We should ask ourselves when was the last time we had to have police break down our door — or that of our neighbor? What happened recently in this city was not racial that caused police to take action but instead a reaction based on the need for public safety. The silence of too many mature voices — and that includes the city council and other leaders across Madison needs to end concerning this matter.

Well, it’s a start.

  1. Solly permalink
    March 20, 2015 12:21 PM

    I feel certain that if only we could have a couple more Dane Dances each summer or maybe another swimming pool we could solve this dang race problem. Maybe JoePa can find and pull another $500,000 out of his ass and fund them

  2. Skip permalink
    March 20, 2015 12:20 PM

    Ms. Grayson seems to have the aging-white-male-approved bona fides:

    “I’ve been in Madison since the age of ten. I came here with my [biological] mom, who at the time was addicted to drugs. I had my first baby at the age of thirteen and was placed in foster care until I aged out at seventeen, then graduated from high school and attended UW–Madison, all while being a mom. UW–Madison is where I first took part in activism and organizing. I joined Black student unions, ran a campaign to get more students of color to take part in student government and was elected to a diversity liaison position for Associated Students of Madison. Now I’m thirty-five and have two biological kids, an adopted daughter and a foster daughter. I was assistant social worker for Joining Forces for Families, I was a case worker for W2 and my full-time job currently is a budget and program analyst for a nonprofit.”

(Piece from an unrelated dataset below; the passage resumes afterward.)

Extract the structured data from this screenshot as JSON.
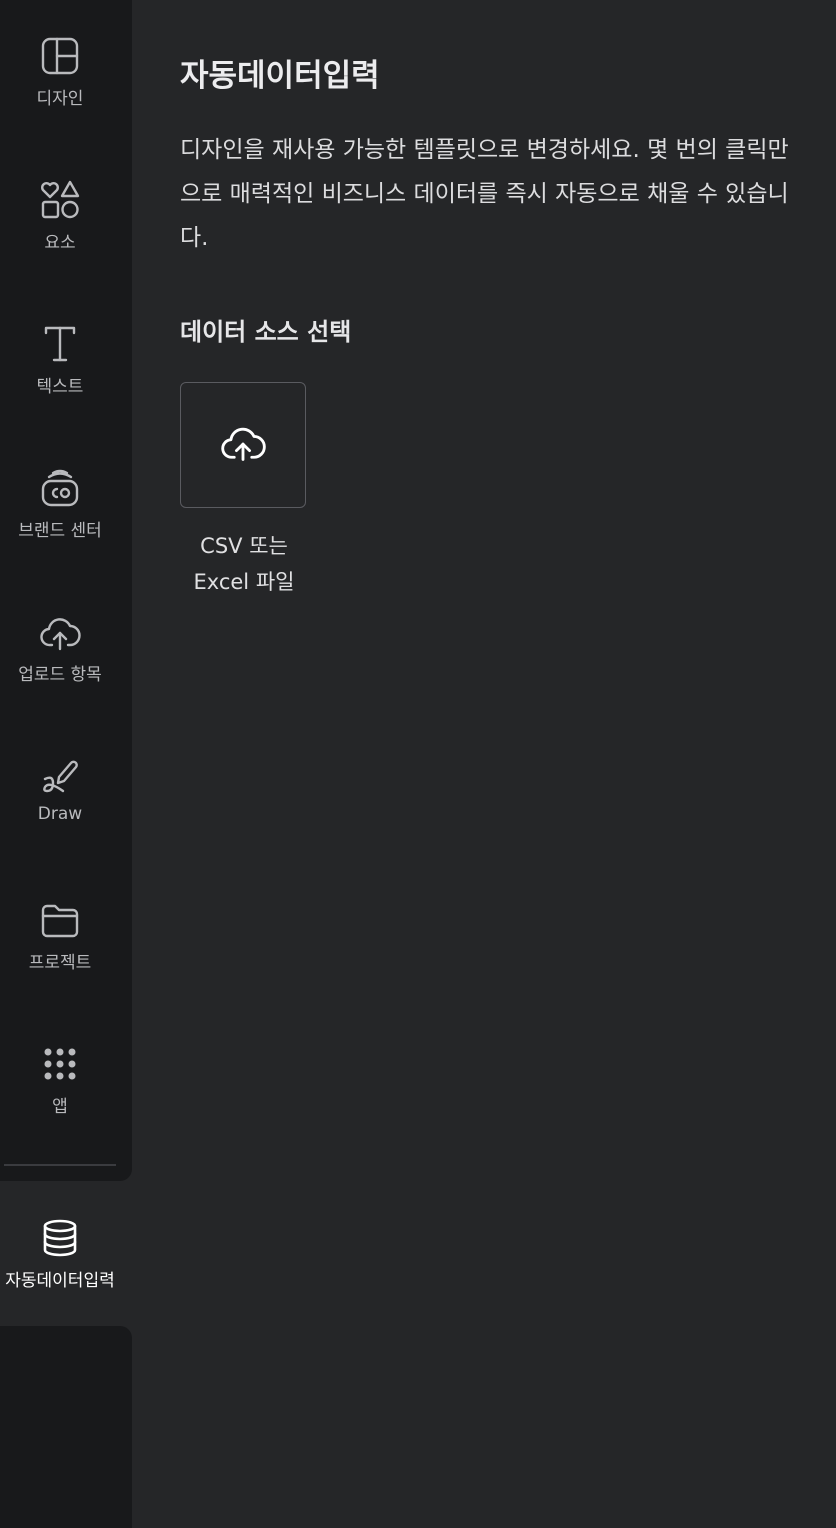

    It is really sad to read this on your blog. Instead of taking the plight of minorities in Madison seriously, all you can do is throw things back in their face. See here:

    When this happens:

    “A close friend who is pharmacist living in Baraboo gets pulled over often enough that he should really just ask them to set appointments. Never a charge, besides daring to be young successful and black.”

    or this:

    “Two years ago while working for large company in Middleton, I came back from lunch and was reminded that even at work I’m always a suspect. Walking into the elevator behind a guy in his late 30s I asked him to hit my number since he’d just slid his floor-access card and taking mine out my back pocket would be silly, he stared at me with the same look any POC who’s been invited to a party and been asked ‘who do you know’ immediately knows.

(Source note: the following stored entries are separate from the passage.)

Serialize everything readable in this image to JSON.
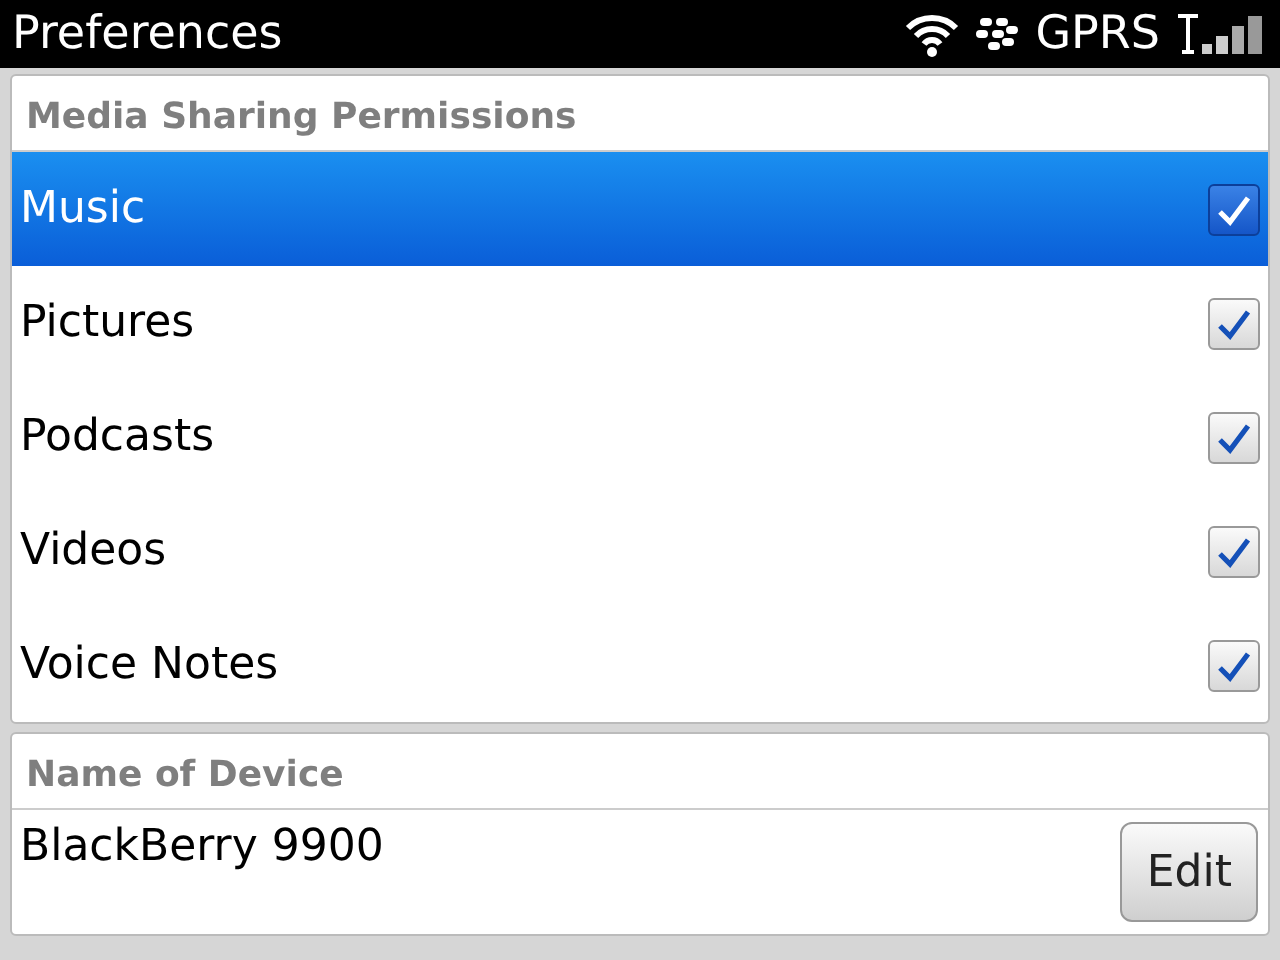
{
  "status_bar": {
    "title": "Preferences",
    "network": "GPRS"
  },
  "permissions": {
    "header": "Media Sharing Permissions",
    "items": [
      {
        "label": "Music",
        "checked": true,
        "selected": true
      },
      {
        "label": "Pictures",
        "checked": true,
        "selected": false
      },
      {
        "label": "Podcasts",
        "checked": true,
        "selected": false
      },
      {
        "label": "Videos",
        "checked": true,
        "selected": false
      },
      {
        "label": "Voice Notes",
        "checked": true,
        "selected": false
      }
    ]
  },
  "device": {
    "header": "Name of Device",
    "name": "BlackBerry 9900",
    "button": "Edit"
  }
}
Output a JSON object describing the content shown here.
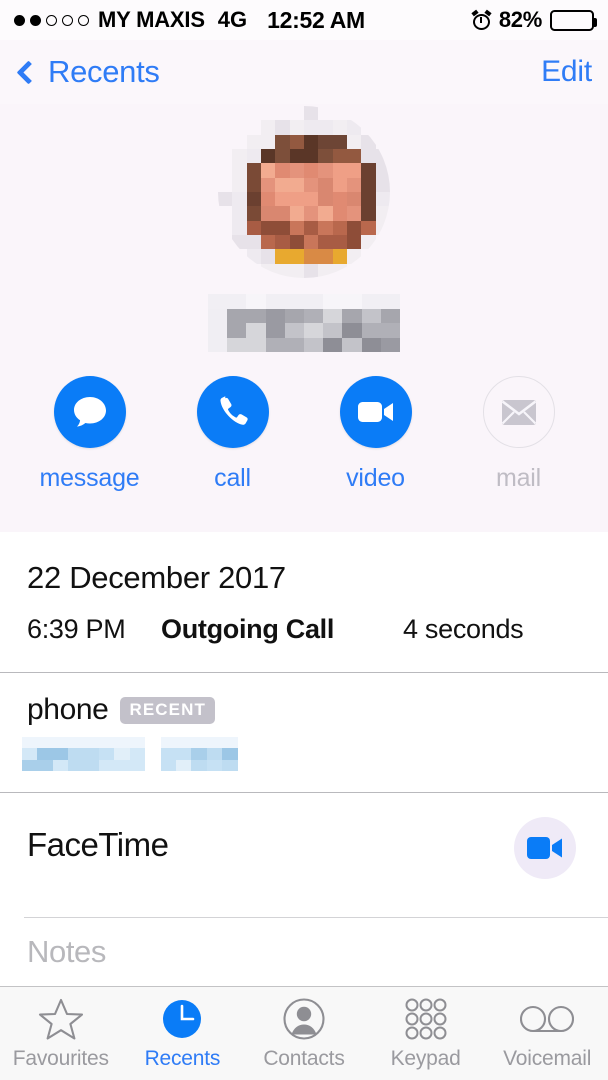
{
  "status_bar": {
    "signal_dots_total": 5,
    "signal_dots_filled": 2,
    "carrier": "MY MAXIS",
    "network": "4G",
    "time": "12:52 AM",
    "alarm_icon": "alarm-clock-icon",
    "battery_percent": "82%",
    "battery_level": 82
  },
  "nav_bar": {
    "back_label": "Recents",
    "back_icon": "chevron-left-icon",
    "edit_label": "Edit"
  },
  "header": {
    "avatar_name": "contact-avatar-redacted",
    "name_redacted": true
  },
  "actions": [
    {
      "id": "message",
      "label": "message",
      "icon": "message-bubble-icon",
      "enabled": true
    },
    {
      "id": "call",
      "label": "call",
      "icon": "phone-icon",
      "enabled": true
    },
    {
      "id": "video",
      "label": "video",
      "icon": "video-camera-icon",
      "enabled": true
    },
    {
      "id": "mail",
      "label": "mail",
      "icon": "envelope-icon",
      "enabled": false
    }
  ],
  "call_detail": {
    "date": "22 December 2017",
    "time": "6:39 PM",
    "type": "Outgoing Call",
    "duration": "4 seconds"
  },
  "phone_section": {
    "label": "phone",
    "badge": "RECENT",
    "number_redacted": true
  },
  "facetime_section": {
    "label": "FaceTime",
    "button_icon": "video-camera-icon"
  },
  "notes_section": {
    "placeholder": "Notes",
    "value": ""
  },
  "tab_bar": {
    "active": "Recents",
    "items": [
      {
        "label": "Favourites",
        "icon": "star-icon",
        "active": false
      },
      {
        "label": "Recents",
        "icon": "clock-icon",
        "active": true
      },
      {
        "label": "Contacts",
        "icon": "person-icon",
        "active": false
      },
      {
        "label": "Keypad",
        "icon": "keypad-icon",
        "active": false
      },
      {
        "label": "Voicemail",
        "icon": "voicemail-icon",
        "active": false
      }
    ]
  },
  "colors": {
    "accent_blue": "#0a7cf7",
    "link_blue": "#2f7cf6",
    "disabled_gray": "#bfbcc4",
    "badge_gray": "#c3c1ca",
    "header_tint": "#faf5fa",
    "tabbar_bg": "#f8f8f8"
  }
}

    Without a word I took my card out, slid it, and quietly rode the longest and heaviest four stories I have ever ridden. His face was bright red and all he could do was give a half hearted chuckle and mutter, ‘Y you never know who’s here, right?'”

    Or this incident from Alex Gee (

    “A couple of years ago I was pulled over and interrogated by police in my own church parking lot as I arrived for my standing Saturday evening meeting.

    How could I not be angry when the officer told me he was looking for a red car that had been driving down the wrong side of the road (my car is clearly black, evident even in a dimly lit church parking lot)?

    I was questioned (albeit politely) about what I was doing there, in a public space, at 9 p.m.

    As questioning continued, my associate pastor, a white male, was already parked in the church lot and came to investigate. The officers never asked to see his identification, never asked his name nor ascertained why he was parked in the parking lot waiting for me to arrive.”

    …and your response is to lovingly quote David Blaska and endorse remedies like “black women just need to read to their children” and “blacks need to get educated”? The best you can do is to put the onus back on black people for racial discrimination? Do you think that if that black pharmacist who is constantly being pulled over got just a bit more education – another degree – the police would stop harassing him? White people don’t have to take responsibility for their actions?